Es sorprendente. De haber vivido aquí hace unos años mi construcción territorial sería diferente. El Puerto sería el Puerto Infierno. De hecho no está muy lejos de eso. Es un lugar extraño, de un humor enrarecido por miradas y silencios que se ciñen sobre uno. Como hace tanto calor, en el Puerto la gente sale en la penumbra, y se viste de ropas bonitas. Y de cuando en cuando uno se encuentra con estas personas, grandes como ellas solas, con estos vozarrones, en la plaza, en el instituto, en la alcaldía, en las bombas de gasolina, hasta en los libros, diciendo que el Puerto es el Puerto, a pesar de todo lo que le ha pasado, la gente del Puerto tiene derecho a vivir del Puerto, ¿y quién puede decir que no? Así uno esté como dormido, y no entienda muy bien de estas tierras por vivir tanto en el altiplano centralista, el Puerto existe, y existe muy bien, nombrándose a pesar del calor, de los zancudos, de los ríos inundados de tinto, de las calles llenas de harina, de las piscinas con caimanes, y de los fríos que se meten al cuerpo cuando uno visita los ríos cementerio. 

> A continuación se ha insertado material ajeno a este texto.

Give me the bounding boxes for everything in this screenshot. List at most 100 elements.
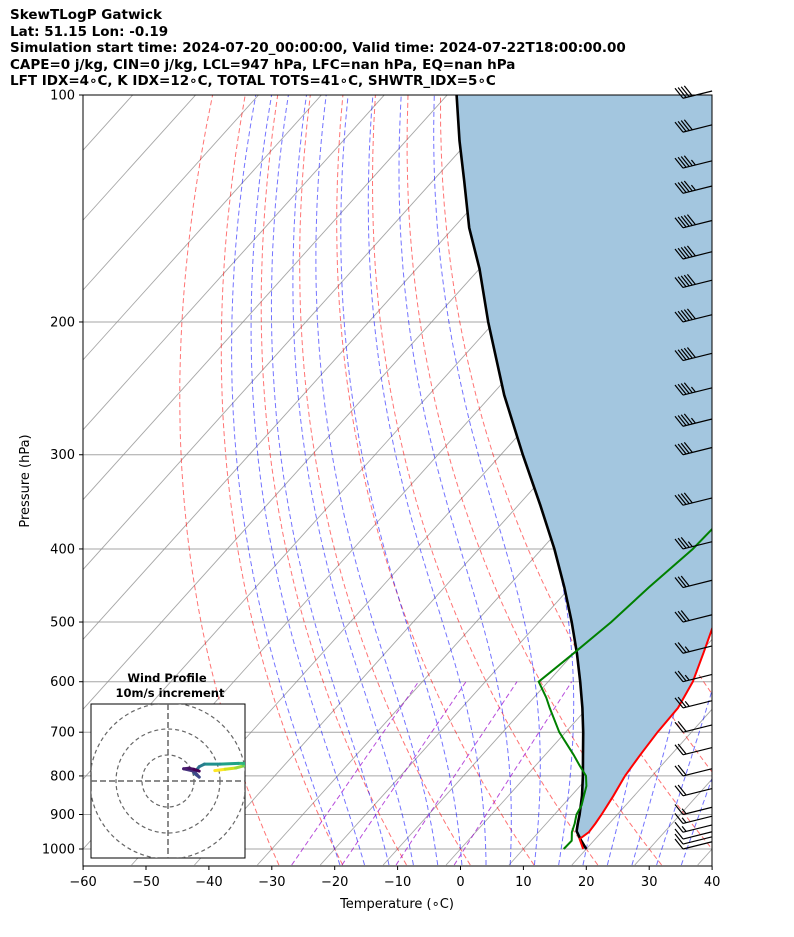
dry-adiabat bbox=[220, 95, 344, 866]
hodograph-segment bbox=[213, 767, 227, 773]
y-tick-label: 700 bbox=[50, 726, 75, 741]
dry-adiabat bbox=[766, 95, 794, 865]
chart-header: SkewTLogP Gatwick Lat: 51.15 Lon: -0.19 … bbox=[10, 7, 626, 90]
y-tick-label: 1000 bbox=[42, 843, 75, 858]
mixing-ratio-line bbox=[395, 681, 518, 866]
header-line-2: Lat: 51.15 Lon: -0.19 bbox=[10, 23, 169, 40]
cin-shading bbox=[456, 95, 712, 849]
mixing-ratio-line bbox=[291, 681, 419, 866]
wind-barb bbox=[674, 696, 713, 709]
wind-barb bbox=[674, 743, 713, 756]
y-tick-label: 600 bbox=[50, 675, 75, 690]
wind-barb bbox=[674, 308, 713, 323]
x-tick-label: −20 bbox=[321, 875, 348, 890]
hodograph-inset: Wind Profile 10m/s increment bbox=[90, 671, 246, 859]
dry-adiabat bbox=[260, 95, 407, 866]
wind-barb bbox=[674, 119, 713, 133]
y-axis-label: Pressure (hPa) bbox=[18, 434, 33, 527]
x-tick-label: −40 bbox=[195, 875, 222, 890]
isotherm-line bbox=[571, 708, 712, 866]
y-tick-label: 500 bbox=[50, 616, 75, 631]
parcel-profile-line bbox=[455, 95, 588, 850]
wind-barb bbox=[674, 492, 713, 506]
wind-barb bbox=[674, 838, 713, 850]
moist-adiabat bbox=[315, 95, 439, 866]
dry-adiabat bbox=[734, 95, 794, 865]
dry-adiabat bbox=[371, 95, 599, 866]
wind-barb bbox=[674, 670, 713, 683]
mixing-ratio-line bbox=[341, 681, 467, 866]
temperature-line bbox=[578, 626, 712, 850]
wind-barbs bbox=[674, 85, 713, 850]
wind-barb bbox=[674, 784, 713, 797]
moist-adiabat bbox=[292, 95, 414, 866]
moist-adiabat bbox=[656, 688, 712, 866]
wind-barb bbox=[674, 764, 713, 777]
dry-adiabat bbox=[336, 95, 535, 866]
isotherm-line bbox=[83, 95, 448, 501]
header-line-3: Simulation start time: 2024-07-20_00:00:… bbox=[10, 40, 626, 56]
header-line-5: LFT IDX=4∘C, K IDX=12∘C, TOTAL TOTS=41∘C… bbox=[10, 73, 496, 89]
hodograph-title: Wind Profile bbox=[127, 671, 207, 685]
dewpoint-line bbox=[537, 527, 712, 850]
isotherm-line bbox=[83, 95, 322, 361]
x-tick-label: −30 bbox=[258, 875, 285, 890]
dry-adiabat bbox=[406, 95, 662, 866]
wind-barb bbox=[674, 155, 713, 169]
wind-barb bbox=[674, 245, 713, 260]
isotherm-line bbox=[83, 95, 259, 291]
wind-barb bbox=[674, 833, 713, 845]
wind-barb bbox=[674, 214, 713, 229]
header-line-4: CAPE=0 j/kg, CIN=0 j/kg, LCL=947 hPa, LF… bbox=[10, 56, 516, 73]
y-tick-label: 800 bbox=[50, 769, 75, 784]
wind-barb bbox=[674, 274, 713, 289]
wind-barb bbox=[674, 347, 713, 362]
x-tick-label: −50 bbox=[132, 875, 159, 890]
wind-barb bbox=[674, 575, 713, 589]
dry-adiabat bbox=[700, 95, 712, 143]
y-tick-label: 100 bbox=[50, 89, 75, 104]
y-tick-label: 200 bbox=[50, 315, 75, 330]
x-tick-label: −10 bbox=[384, 875, 411, 890]
wind-barb bbox=[674, 537, 713, 550]
x-tick-label: 0 bbox=[456, 875, 464, 890]
axes-layer: −60 −50 −40 −30 −20 −10 0 10 20 30 40 100 200 300 400 5… bbox=[42, 89, 720, 891]
isotherm-line bbox=[83, 95, 385, 431]
moist-adiabat bbox=[680, 777, 712, 866]
hodograph-segment bbox=[223, 766, 238, 771]
mixing-ratio-line bbox=[453, 681, 573, 866]
wind-barb bbox=[674, 442, 713, 456]
wind-barb bbox=[674, 642, 713, 654]
wind-barb bbox=[674, 804, 713, 816]
moist-adiabat bbox=[340, 95, 463, 866]
wind-barb bbox=[674, 721, 713, 733]
hodograph-segment bbox=[192, 767, 201, 773]
wind-barb bbox=[674, 813, 713, 825]
hodograph-segment bbox=[218, 761, 240, 766]
dry-adiabat bbox=[299, 95, 471, 866]
isotherm-line bbox=[382, 498, 712, 866]
x-axis-label: Temperature (∘C) bbox=[339, 897, 454, 912]
isotherm-line bbox=[83, 95, 511, 571]
x-tick-label: 10 bbox=[515, 875, 532, 890]
wind-barb bbox=[674, 413, 713, 427]
dry-adiabat bbox=[179, 95, 280, 866]
x-tick-label: −60 bbox=[69, 875, 96, 890]
y-tick-label: 400 bbox=[50, 542, 75, 557]
moist-adiabat bbox=[433, 95, 541, 866]
hodograph-subtitle: 10m/s increment bbox=[116, 686, 225, 700]
data-layer bbox=[455, 95, 712, 850]
x-tick-label: 20 bbox=[578, 875, 595, 890]
moist-adiabat bbox=[231, 95, 341, 866]
wind-barb bbox=[674, 828, 713, 840]
wind-barb bbox=[674, 382, 713, 396]
isotherm-line bbox=[83, 95, 574, 641]
y-tick-label: 300 bbox=[50, 448, 75, 463]
header-line-1: SkewTLogP Gatwick bbox=[10, 7, 163, 23]
wind-barb bbox=[674, 610, 713, 623]
x-tick-label: 40 bbox=[704, 875, 721, 890]
y-tick-label: 900 bbox=[50, 808, 75, 823]
wind-barb bbox=[674, 821, 713, 833]
moist-adiabat bbox=[250, 95, 365, 866]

sábado, 5 de noviembre de 2016

Territorios

Son varios los lugares donde se anidan mis sonrisas. Esas cosas raras que además de mostrar los dientes, me tiran del esófago hacia afuera, donde no lo había pensado, y se amarran con un placer, casi extraño para mí, a colores, sabores, ideas, texturas, sonidos, que están bien lejos de mi espacio geográfico actual. Y es muy extraño, porque esto no hubiera podido suceder en el siglo XIX. Estos lugares, que he visitado, me revisitan a través de esta pequeña pantalla que llevo a todas partes, y se aparecen en la noche menos esperada, con una canción, una imagen. En realidad esos lugares ya no existen, son sus signos, que andan caminando por una red tan misteriosa como el espíritu santo, y como diez mil veces más asequible (a no ser que uno viva en el Amazonas, allá este poder mágico no sirve para absolutamente nada).

¿Será por eso tan difícil cambiar el nombre de un contacto? ¿Bloquear un remitente? ¿Eliminar un paisaje de una plataforma virtual que debería ser insignificante?


Qué extraña esta territorialidad tan tibia, rica en colores y sonidos, pero sin piel.